CPL is a digital advertising metric that stands for “Cost Per Lead” which defines the cost a business pays to receive every online lead they receive.

A lot of B2B companies (such as SH1FT) use this to track the number of leads they receive. The important thing here is to know how much a lead brings you on average to track revenue.

For example, if for every 100 leads you get a client worth $10,000 in profit, then you can say that you are willing to spend $100 per lead. The only caveat is that lead quality varies a lot which could mess your metrics.

Does CPC matter?

CPC matters if you know your metrics to be profitable. Depending on your goal, some companies want to have the most visibility while others want to get sales fast. We believe both goals are important. A large brand might benefit more long term from visibility while smaller brands need to get profits in order to keep going.

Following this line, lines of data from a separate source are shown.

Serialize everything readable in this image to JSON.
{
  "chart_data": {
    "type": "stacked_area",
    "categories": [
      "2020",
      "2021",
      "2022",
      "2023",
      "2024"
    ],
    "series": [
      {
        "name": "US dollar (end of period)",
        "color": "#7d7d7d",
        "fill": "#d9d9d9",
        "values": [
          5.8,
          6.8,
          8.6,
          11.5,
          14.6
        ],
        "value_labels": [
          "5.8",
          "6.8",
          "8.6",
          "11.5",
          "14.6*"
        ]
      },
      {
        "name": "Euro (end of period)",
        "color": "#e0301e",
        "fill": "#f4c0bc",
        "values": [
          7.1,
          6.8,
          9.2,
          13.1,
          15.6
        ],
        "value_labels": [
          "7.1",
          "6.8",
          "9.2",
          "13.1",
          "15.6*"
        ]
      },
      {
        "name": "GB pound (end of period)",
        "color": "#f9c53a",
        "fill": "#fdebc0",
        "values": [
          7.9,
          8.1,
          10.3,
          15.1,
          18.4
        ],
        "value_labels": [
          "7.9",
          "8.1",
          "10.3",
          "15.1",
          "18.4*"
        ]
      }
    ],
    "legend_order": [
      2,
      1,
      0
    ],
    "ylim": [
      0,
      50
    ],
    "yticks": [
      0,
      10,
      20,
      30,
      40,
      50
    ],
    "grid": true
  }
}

For example, CPC might be a good metric for a large brand promoting to new audiences while a small brand might benefit from knowing what a click means in terms of profits.

For example, if they know that on 100 website visitors, 4 convert into customers and that each customer brings on average $40 of profits, then every click would be worth 4 times $40 divided by 100 which is $1.6. In this example, you would want to aim for clicks below to $1.6 to make profits.

Why would you choose CPC instead of metrics such as ROI? Well, you might not spend enough on an ad set to generate enough results in order to optimize. By having CPC, you’ll get enough results for Facebook to optimize your budget.

Does CPM matter?

CPM matters if you know your metrics to be profitable again. It’s a good metric if your only goal is to have your ad seen as many times as possible, but if your goal is profit, it might not be the right objective.

It could be a good objective if you know your metrics, such as CTR, which stands for click-through rate. It’s the number of people who click on your ad to see your website divided by the number of times your ad has been seen.

If you know what a click is worth to you, then you could find your profits based on the CPM.

For example, if a click is worth $1.6, meaning a click brings you $1.6 every time, and your CTR is 5%, this would mean that 1,000 impressions bring 50 clicks which is $80. Now you would be able to know that a CPM below $80 brings you profit.

The hard part here is that metrics like these on low ad spends vary a lot, big budgets tend to bring more stable metrics. This means you should use this metric only if you spend a large Facebook ad budget in our opinion or if your goal is to just get visibility but not track direct profit returns.

Does CPA matter?

CPA matters if you want to make profits. Although a lot of companies use CPA as “cost per action”, this action is most often acquisition. It’s the cost you pay for every customer.

If you know how much a customer is worth to you, then you can easily calculate if your advertising spends is profitable for you. It’s actually quite easy.

This metric is often one of the most important ones in digital advertising, especially small companies trying to scale.

Does CPL matter?

CPL matters if you have a business that needs leads. I know we could say that most businesses need leads, but certain B2B companies do work with leads that they contact for larger projects.

It’s a great metric to have combined with the lead to close ration and the average sale number. This way, we can tell what a lead is worth to you.

We recommend calculating these metrics based on the channel because they vary a lot. You could have one of organic traffic, one for Facebook ads and so on.

What’s next?

At SH1FT, we believe metrics are really important if you want to succeed at paid advertising, especially on Facebook. You must know what matters to you.

Most companies would say that they only care about profits, but sometimes focusing on visibility and popularity might be more profitable in the long run.

By knowing which metrics matter most and how you can calculate your profits, you will be able to run more profitable advertising.